There are 28 Jesuit colleges in the United States of varying sizes. Georgetown University, founded in 1789, is the oldest. Wheeling Jesuit University (WV) founded as Wheeling College in 1954, is the youngest. These schools have undergraduate student body sizes ranging from just over 1,000 (Wheeling Jesuit) to more than 11,000 (Loyola University-Chicago). These are Catholic colleges. The Jesuits are one of several orders within the Catholic Church.

Jesuit colleges are listed in various classes of colleges and universities. The College of the Holy Cross, for example, is a National Liberal Arts College while Boston College is a National Research University. However, these schools are often cross shopped against each other among students who seek a Catholic college. Several of these schools are also cross-shopped against colleges that are affiliated with other Catholic orders. For example, Boston College is considered against Villanova University (Augustinian), Providence College (Dominican Friars) and the University of Notre Dame (Holy Cross).

Jesuit colleges, while Catholic, welcome students of all faiths. While all students must take courses in philosophy and/or religion they are not required to take a specific course in Catholicism. Some embrace themes in marketing such as cura personalis (educate the whole person) or magis (being more than you are or believe you can be).

Some Jesuit college have higher profiles due to athletics. Boston College, for example, is the only Jesuit school that plays in a “Power Five” NCAA Division I football conference. Five Jesuit schools have won the NCAA National Championship in men’s basketball (Georgetown, Holy Cross, Loyola-Chicago, Marquette and the University of San Francisco) since tournament play began in 1939. Georgetown and Marquette remain relevant in major college basketball as do Saint Joseph’s University (PA), Gonzaga University (WA) and Xavier University (OH). The majority of the Jesuit schools compete in Division 1 sports, granting athletic scholarships.

When costs and numbers come into play, are Jesuit schools “good colleges” or “good values for the money”?  Colleges promote and manage services performed by people who have to deliver services well. Below are some quantifiable measures of these services that can be used, regardless of the size of the school.

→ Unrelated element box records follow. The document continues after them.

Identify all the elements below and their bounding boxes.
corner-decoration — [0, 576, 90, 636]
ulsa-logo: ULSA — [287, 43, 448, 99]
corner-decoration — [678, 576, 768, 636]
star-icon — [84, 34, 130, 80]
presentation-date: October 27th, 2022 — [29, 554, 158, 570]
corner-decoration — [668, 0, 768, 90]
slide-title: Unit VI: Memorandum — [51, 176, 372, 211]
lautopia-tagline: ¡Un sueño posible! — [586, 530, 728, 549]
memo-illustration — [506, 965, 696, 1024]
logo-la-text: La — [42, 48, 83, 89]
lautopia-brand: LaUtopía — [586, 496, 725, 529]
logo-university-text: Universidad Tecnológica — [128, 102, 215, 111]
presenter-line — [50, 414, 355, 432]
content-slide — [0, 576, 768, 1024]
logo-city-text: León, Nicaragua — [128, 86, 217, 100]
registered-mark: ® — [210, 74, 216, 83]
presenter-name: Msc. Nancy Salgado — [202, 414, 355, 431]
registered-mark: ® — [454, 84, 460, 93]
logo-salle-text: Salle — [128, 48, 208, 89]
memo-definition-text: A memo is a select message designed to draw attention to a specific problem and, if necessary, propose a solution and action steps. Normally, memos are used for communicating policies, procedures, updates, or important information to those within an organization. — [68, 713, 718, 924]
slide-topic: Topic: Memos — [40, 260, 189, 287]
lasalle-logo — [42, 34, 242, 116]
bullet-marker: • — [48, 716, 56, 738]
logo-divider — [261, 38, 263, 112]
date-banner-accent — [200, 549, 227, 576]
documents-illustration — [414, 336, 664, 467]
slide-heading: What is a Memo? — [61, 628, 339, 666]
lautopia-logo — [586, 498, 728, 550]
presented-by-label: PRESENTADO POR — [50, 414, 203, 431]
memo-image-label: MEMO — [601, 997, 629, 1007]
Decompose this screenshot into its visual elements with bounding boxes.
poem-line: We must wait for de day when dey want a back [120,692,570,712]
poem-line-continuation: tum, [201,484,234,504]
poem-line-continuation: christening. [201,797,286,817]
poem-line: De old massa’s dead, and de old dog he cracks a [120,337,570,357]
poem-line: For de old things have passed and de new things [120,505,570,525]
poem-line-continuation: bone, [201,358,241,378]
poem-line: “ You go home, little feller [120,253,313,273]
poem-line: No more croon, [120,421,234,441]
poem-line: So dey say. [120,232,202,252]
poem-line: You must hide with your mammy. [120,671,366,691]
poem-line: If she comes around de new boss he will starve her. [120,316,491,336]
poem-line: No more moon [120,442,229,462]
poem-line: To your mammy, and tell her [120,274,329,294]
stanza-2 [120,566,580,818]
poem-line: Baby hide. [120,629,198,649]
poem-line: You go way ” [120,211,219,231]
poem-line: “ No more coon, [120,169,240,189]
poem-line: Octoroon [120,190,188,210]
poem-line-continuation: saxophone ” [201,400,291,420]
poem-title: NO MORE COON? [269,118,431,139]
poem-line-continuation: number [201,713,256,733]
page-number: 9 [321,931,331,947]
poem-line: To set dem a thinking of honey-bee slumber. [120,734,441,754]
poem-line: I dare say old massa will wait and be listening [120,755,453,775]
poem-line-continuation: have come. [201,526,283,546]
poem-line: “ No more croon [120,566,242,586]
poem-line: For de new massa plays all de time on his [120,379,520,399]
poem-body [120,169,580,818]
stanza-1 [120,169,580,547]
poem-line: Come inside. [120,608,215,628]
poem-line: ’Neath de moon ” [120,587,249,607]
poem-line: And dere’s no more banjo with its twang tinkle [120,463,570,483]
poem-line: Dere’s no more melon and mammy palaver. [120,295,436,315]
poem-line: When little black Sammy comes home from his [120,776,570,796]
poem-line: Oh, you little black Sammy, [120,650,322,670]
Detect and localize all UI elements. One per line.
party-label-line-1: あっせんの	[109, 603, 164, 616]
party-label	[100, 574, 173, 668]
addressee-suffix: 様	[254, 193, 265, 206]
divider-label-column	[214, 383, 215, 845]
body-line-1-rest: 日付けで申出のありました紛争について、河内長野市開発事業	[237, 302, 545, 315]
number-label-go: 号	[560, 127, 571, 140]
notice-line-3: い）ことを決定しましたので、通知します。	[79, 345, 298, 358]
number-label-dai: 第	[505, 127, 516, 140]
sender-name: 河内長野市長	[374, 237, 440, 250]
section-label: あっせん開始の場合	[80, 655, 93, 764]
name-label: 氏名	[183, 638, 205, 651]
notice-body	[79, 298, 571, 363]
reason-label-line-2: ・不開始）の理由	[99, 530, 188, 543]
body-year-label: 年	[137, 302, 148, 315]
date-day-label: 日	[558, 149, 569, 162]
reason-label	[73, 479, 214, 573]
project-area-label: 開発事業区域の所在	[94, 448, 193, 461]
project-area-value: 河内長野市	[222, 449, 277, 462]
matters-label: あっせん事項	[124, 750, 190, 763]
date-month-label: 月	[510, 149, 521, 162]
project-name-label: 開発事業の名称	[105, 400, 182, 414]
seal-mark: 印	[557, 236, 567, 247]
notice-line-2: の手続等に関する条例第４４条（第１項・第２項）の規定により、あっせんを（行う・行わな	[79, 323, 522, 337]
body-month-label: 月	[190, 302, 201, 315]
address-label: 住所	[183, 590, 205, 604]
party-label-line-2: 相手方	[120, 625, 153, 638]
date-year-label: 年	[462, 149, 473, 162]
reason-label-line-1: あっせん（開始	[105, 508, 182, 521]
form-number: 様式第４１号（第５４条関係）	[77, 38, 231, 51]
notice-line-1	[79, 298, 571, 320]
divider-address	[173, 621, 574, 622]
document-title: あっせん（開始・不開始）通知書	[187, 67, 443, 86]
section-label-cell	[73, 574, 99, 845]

  • Has the college successfully prepared a freshman class that decided to remain for their sophomore year?  This is a reflection not only of the admissions office and marketing, but also the first-year experience.
  • Can it successfully graduate a freshman class on time, within four years? These are private colleges often shopped by families who have sent their children to private or parochial high schools. A family’s return on investment is partly a reflection of the school’s ability to guide students towards a degree on time, excepting students who wish to continue on for an advanced degree at the same school or a partner school.
  • Has it done a better job at graduating a class than the larger public colleges that its students were most likely to consider? Families that have opted for private or parochial high schools may do in the belief that these schools will perform better than public schools. Such families would have the same expectation of a Jesuit college. I consider a 70 percent four-year graduation rate to be the standard of excellence for a private college. Twelve Jesuit schools attain or exceed this standard;   another, Xavier University (OH), exceeds 65 percent.
  • Is the college capable of assisting students who have significant financial need, so that they do not graduate with excessive debt? Their graduates will enter the same job market or pursue the same educational options as students who attend other private colleges as well as public colleges. If costs are an issue for a family then the family should attempt to match educational needs to financial needs.
  • Has it been able to graduate students in the health professions, sciences, mathematics and engineering?  Among faculty with doctorates, these professors could have considered offers from private industry versus academia. Given that most of these schools do not grant doctorates in these subjects—none offer doctorates in engineering—a faculty member’s decision to remain should be based on a desire to teach undergraduates. This should be reflected in the percentages of undergraduates who complete degrees in these subjects.

Based on these criteria, the following schools received A ratings:

  • Boston College (MA)
  • College of the Holy Cross (MA)
  • Fairfield University (CT)
  • Georgetown University (DC)
  • Santa Clara University (CA)

These schools came close and received B+ ratings

  • Creighton University (NE)
  • Fordham University (NY)
  • Gonzaga University (WA)
  • Loyola University (MD)
  • Saint Joseph’s University (PA)
  • University of Scranton (PA)

One of the concerns that I have noticed with Jesuit schools is student loan debt. The schools that receive ‘A’s’ had an average borrower indebtedness of less than $28,000 for their 2015 graduating class. The maximum that students can borrow over four years from the Federal Stafford Student Loan program is $27,000. All of the ‘B+’ schools, excluding Gonzaga, had average borrower debt in excess of $30,000. Gonzaga’s average borrower debt was approximately $29,500, $1,500 more than the ‘A’ rated schools.

I have visited seven Jesuit colleges in my travels (Fairfield, Fordham, Holy Cross, Loyola-Maryland, Saint Joseph’s, Santa Clara, Scranton). I have had little reason to fault the education at all of these schools. But also wish that the financial aid covered more need than it currently does. The Jesuit educational experience may be very good. But in many cases you might have to pay a premium to get it.